Alguien te suelta un comentario desagradable, totalmente inapropiado, y te quedas tan sorprendido que no sabes qué decir. Los demás se ríen. Tuerces los labios en una mueca, simulando sonreir, y te vas sin decir nada. Vuelves a casa caminando en silencio, subes a tu habitación y te sientas en la cama. El silencio persiste. Y entonces aparece: una voz en tu cabeza a la que se le ocurre una réplica ingeniosa, inteligente, aguda y demoledora que habría dejado en evidencia a ése estúpido. Esa voz es Gregory House.
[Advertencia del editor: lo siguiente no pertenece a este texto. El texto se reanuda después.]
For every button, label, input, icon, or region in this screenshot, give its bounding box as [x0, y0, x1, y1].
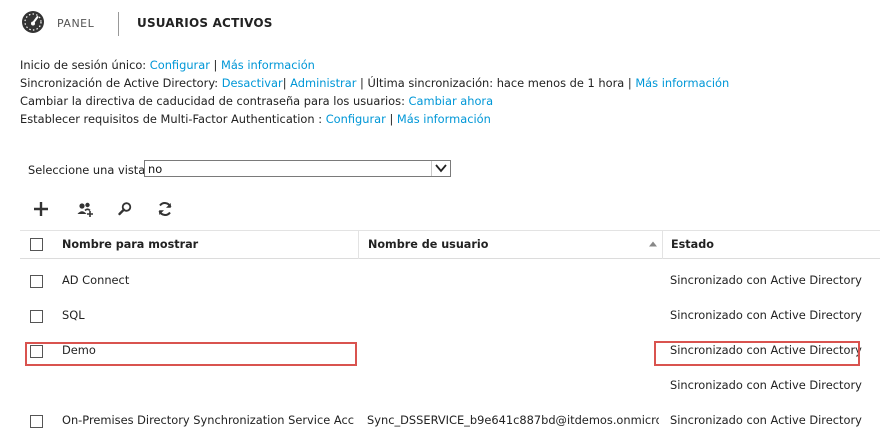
column-header-username[interactable]: Nombre de usuario [358, 231, 663, 259]
username-cell [367, 298, 659, 333]
mfa-line: Establecer requisitos de Multi-Factor Au… [20, 110, 880, 128]
status-cell: Sincronizado con Active Directory [670, 343, 862, 357]
view-select-value: no [148, 162, 163, 176]
row-checkbox[interactable] [30, 310, 43, 323]
separator: | [282, 76, 287, 90]
sso-more-info-link[interactable]: Más información [221, 58, 315, 72]
ad-more-info-link[interactable]: Más información [635, 76, 729, 90]
mfa-label: Establecer requisitos de Multi-Factor Au… [20, 112, 323, 126]
last-sync-text: Última sincronización: hace menos de 1 h… [367, 76, 625, 90]
mfa-configure-link[interactable]: Configurar [326, 112, 386, 126]
nav-panel-link[interactable]: PANEL [57, 17, 94, 30]
table-row[interactable]: Sincronizado con Active Directory [20, 368, 880, 403]
display-name-cell: Demo [62, 343, 96, 357]
sso-label: Inicio de sesión único: [20, 58, 147, 72]
sso-configure-link[interactable]: Configurar [150, 58, 210, 72]
page-title: USUARIOS ACTIVOS [137, 16, 273, 30]
status-cell: Sincronizado con Active Directory [670, 378, 862, 392]
settings-info: Inicio de sesión único: Configurar | Más… [20, 56, 880, 128]
row-checkbox[interactable] [30, 415, 43, 428]
status-cell: Sincronizado con Active Directory [670, 273, 862, 287]
users-table: Nombre para mostrar Nombre de usuario Es… [20, 230, 880, 438]
separator: | [627, 76, 632, 90]
table-row[interactable]: On-Premises Directory Synchronization Se… [20, 403, 880, 438]
table-row[interactable]: Demo Sincronizado con Active Directory [20, 333, 880, 368]
status-cell: Sincronizado con Active Directory [670, 308, 862, 322]
status-cell: Sincronizado con Active Directory [670, 413, 862, 427]
username-cell [367, 333, 659, 368]
dashboard-gauge-icon[interactable] [21, 10, 45, 34]
ad-deactivate-link[interactable]: Desactivar [222, 76, 283, 90]
change-now-link[interactable]: Cambiar ahora [409, 94, 494, 108]
view-label: Seleccione una vista: [28, 163, 150, 177]
sso-line: Inicio de sesión único: Configurar | Más… [20, 56, 880, 74]
table-row[interactable]: AD Connect Sincronizado con Active Direc… [20, 263, 880, 298]
add-icon[interactable] [30, 198, 52, 220]
display-name-cell [62, 368, 354, 403]
row-checkbox[interactable] [30, 345, 43, 358]
ad-manage-link[interactable]: Administrar [290, 76, 356, 90]
username-cell [367, 368, 659, 403]
separator: | [360, 76, 364, 90]
select-all-checkbox[interactable] [30, 238, 43, 251]
username-cell: Sync_DSSERVICE_b9e641c887bd@itdemos.onmi… [367, 413, 659, 427]
chevron-down-icon[interactable] [431, 161, 450, 176]
password-policy-line: Cambiar la directiva de caducidad de con… [20, 92, 880, 110]
row-checkbox[interactable] [30, 275, 43, 288]
password-policy-label: Cambiar la directiva de caducidad de con… [20, 94, 405, 108]
separator: | [213, 58, 218, 72]
display-name-cell: SQL [62, 308, 85, 322]
nav-divider [118, 12, 119, 36]
add-users-icon[interactable] [74, 198, 96, 220]
separator: | [389, 112, 394, 126]
ad-sync-label: Sincronización de Active Directory: [20, 76, 219, 90]
column-header-status[interactable]: Estado [662, 231, 880, 259]
view-select[interactable]: no [144, 160, 451, 177]
sort-ascending-icon[interactable] [648, 239, 658, 249]
search-icon[interactable] [114, 198, 136, 220]
refresh-icon[interactable] [154, 198, 176, 220]
ad-sync-line: Sincronización de Active Directory: Desa… [20, 74, 880, 92]
display-name-cell: On-Premises Directory Synchronization Se… [62, 413, 354, 427]
table-row[interactable]: SQL Sincronizado con Active Directory [20, 298, 880, 333]
column-header-display-name[interactable]: Nombre para mostrar [62, 231, 358, 259]
table-header: Nombre para mostrar Nombre de usuario Es… [20, 230, 880, 259]
username-cell [367, 263, 659, 298]
display-name-cell: AD Connect [62, 273, 130, 287]
mfa-more-info-link[interactable]: Más información [397, 112, 491, 126]
top-bar: PANEL USUARIOS ACTIVOS [0, 0, 880, 48]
La diferencia entre el House de la tele y el que hay en tu interior es que el tuyo siempre llega cinco minutos tarde, cuando la oportunidad de rebotarse ya ha pasado de largo y lo único que puedes hacer es maldecir entre dientes. Mientras Gregory House suelta sus mordaces comentarios bien alto para que lo oiga todo el mundo y vocalizando cada una de las palabras, tú te quedas en un débil murmullo, no sea que te oigan de verdad y te la acabes ganando.
Tu House es como el de la imagen, con los labios sellados y guardando la compostura. Por eso cuando vemos al House de la televisión es como si por fin pudiéramos soltar todos los comentarios que nos hemos ido tragando durante el día. Sin miedo a decir lo que pensamos, sin máscara social ni necesidad de quedar bien. No nos estamos jugando el trabajo, nuestra relación de pareja o nuestro pellejo. En la soledad de nuestra habitación, apartados del resto del mundo, por fin podemos ser brutalmente honestos.